Tiens, le camion de déménagement n'est plus là. Heureusement, nous avons croisés personne à notre retour. C'est bien ma mère ça, de me mettre la honte juste avant de partir. J'espère que le voyage se passe bien. J'éteins ma cigarette et m'apprête à rentrer quand je me sens soudain observé. Je n'ai jamais cru à cette sensation, pour moi, ce n'est bon que dans les livres pour rajouter un suspens, mais là, je me sens vraiment observé. Je regarde la rue et je vois un homme qui me regarde, collé contre le mur. Je ne vois pas son visage, car il porte une casquette, mais je me sens vraiment observé. Un frisson me traverse. Avant d'avoir pu faire quoique ce soit, il se met à marcher et tourne au coin de la rue. Étrange... J'ai l'habitude de fumer au balcon et je ne l'ai jamais croisé. Je n'ai même d'ailleurs, jamais eu cette impression d'être observé. C'est peut-être à cause de l'absence de ma mère et de cette putain de crise de panique. Je suis épuisé et je ne me sens pas rassuré. Raahhh ! Je suis pathétique.
Je finis par rentrer dans le salon. 9h40.

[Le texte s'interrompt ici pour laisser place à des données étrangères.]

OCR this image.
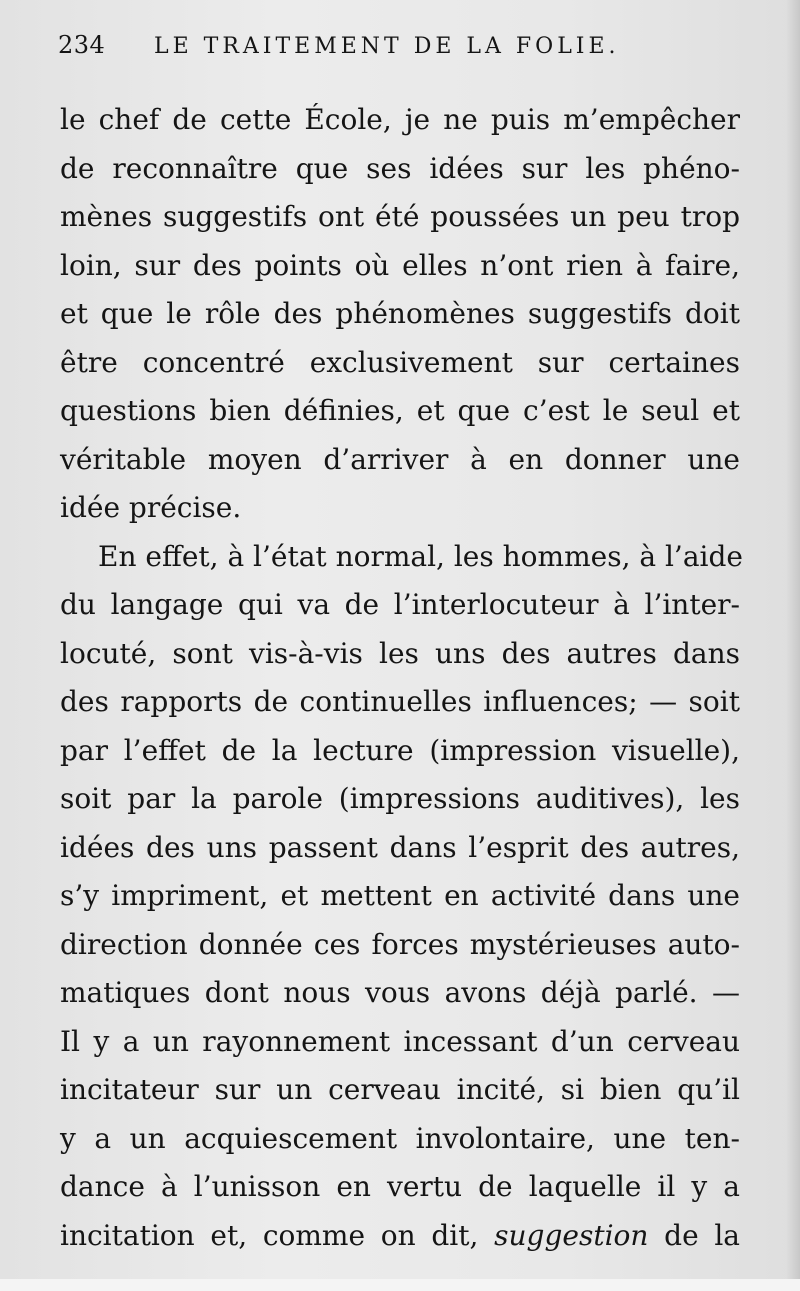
234 LE TRAITEMENT DE LA FOLIE.
le chef de cette École, je ne puis m’empêcher
de reconnaître que ses idées sur les phéno-
mènes suggestifs ont été poussées un peu trop
loin, sur des points où elles n’ont rien à faire,
et que le rôle des phénomènes suggestifs doit
être concentré exclusivement sur certaines
questions bien définies, et que c’est le seul et
véritable moyen d’arriver à en donner une
idée précise.
En effet, à l’état normal, les hommes, à l’aide
du langage qui va de l’interlocuteur à l’inter-
locuté, sont vis-à-vis les uns des autres dans
des rapports de continuelles influences; — soit
par l’effet de la lecture (impression visuelle),
soit par la parole (impressions auditives), les
idées des uns passent dans l’esprit des autres,
s’y impriment, et mettent en activité dans une
direction donnée ces forces mystérieuses auto-
matiques dont nous vous avons déjà parlé. —
Il y a un rayonnement incessant d’un cerveau
incitateur sur un cerveau incité, si bien qu’il
y a un acquiescement involontaire, une ten-
dance à l’unisson en vertu de laquelle il y a
incitation et, comme on dit, suggestion de la
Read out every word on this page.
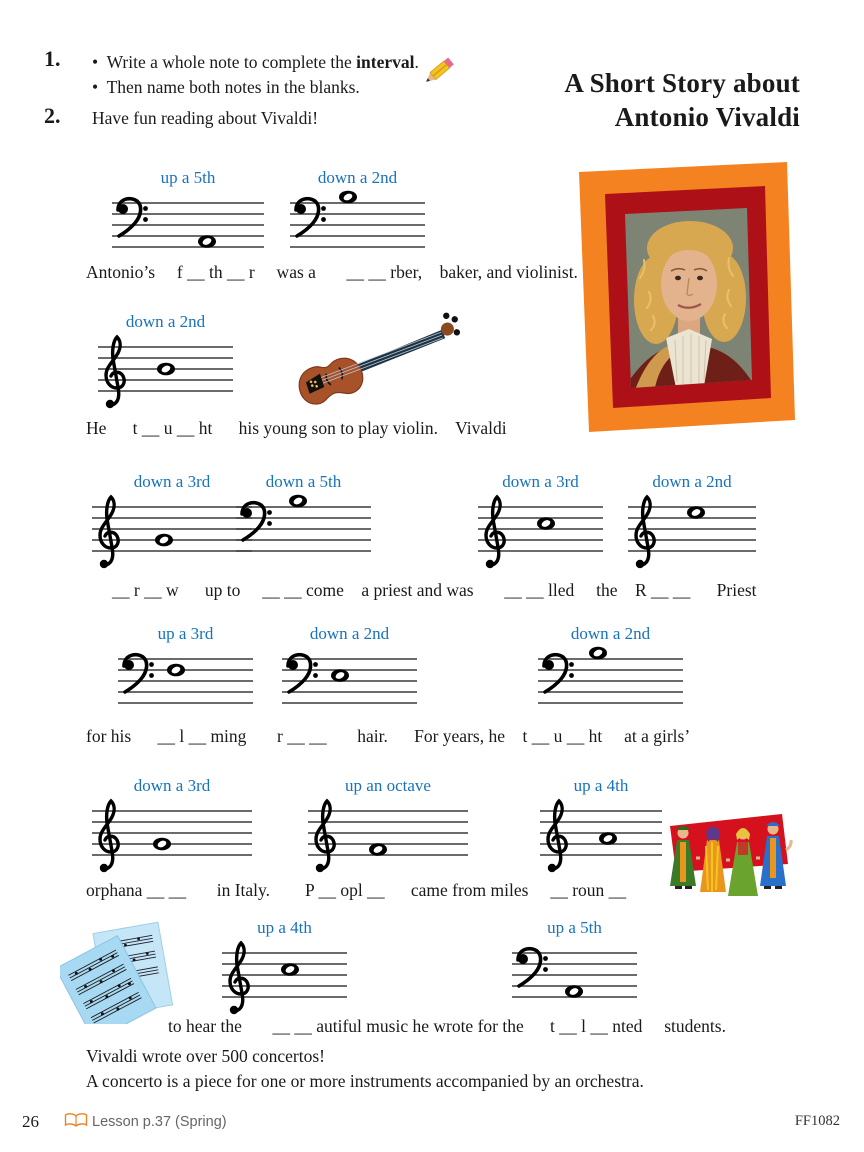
1. • Write a whole note to complete the interval.
• Then name both notes in the blanks.
2. Have fun reading about Vivaldi!
A Short Story about
Antonio Vivaldi
up a 5th	down a 2nd
Antonio’s     f __ th __ r     was a       __ __ rber,    baker, and violinist.
down a 2nd
He      t __ u __ ht      his young son to play violin.    Vivaldi
down a 3rd	down a 5th	down a 3rd	down a 2nd
__ r __ w      up to     __ __ come    a priest and was       __ __ lled     the    R __ __      Priest
up a 3rd	down a 2nd	down a 2nd
for his      __ l __ ming       r __ __       hair.      For years, he    t __ u __ ht     at a girls’
down a 3rd	up an octave	up a 4th
orphana __ __       in Italy.        P __ opl __      came from miles     __ roun __
up a 4th	up a 5th
to hear the       __ __ autiful music he wrote for the      t __ l __ nted     students.
Vivaldi wrote over 500 concertos!
A concerto is a piece for one or more instruments accompanied by an orchestra.
26	Lesson p.37 (Spring)	FF1082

- Charlie ! Ma puce ! Il faut y aller !

Ma sœur déboule dans le salon avec son petit sac de sport.

- Je suis prête !

Je prends les clefs, j'ouvre la porte. Ma sœur sort, je ferme à clef derrière moi, toujours préoccupé par le départ de ma mère, ma crise de panique et l'homme qui m'observait. Je me retourne pour descendre les escaliers et

- Putain !

Je me retrouve par terre après avoir percuté quelque chose. J'entends ma sœur qui éclate de rire. Je m'assois doucement. J'ai mal aux fesses et à la main. Je vois alors, devant moi, une main tendue. Une belle main de jeune homme, les ongles bien coupés et propres. Les veines qui ressortent. De longs doigts. Une main de pianiste.

- Je suis désolé. Vraiment. Laisse-moi t'aider et prend ma main.

La voix est juste magnifique. Elle est grave et douce. Le ton est assuré et un peu rieur. Mon Dieu. Je frissonne rien qu'en entendant cette voix. Je suis tétanisé. J'hésite entre l'envie de m'enfuir et l'envie de le regarder pour voir si ce mec est aussi beau que sa voix est magnifique. Et là, j'entends à nouveau le plus beau son que je n'ai jamais entendu :

- Dis-moi la miss, il est muet ? Demande-t-il à ma sœur.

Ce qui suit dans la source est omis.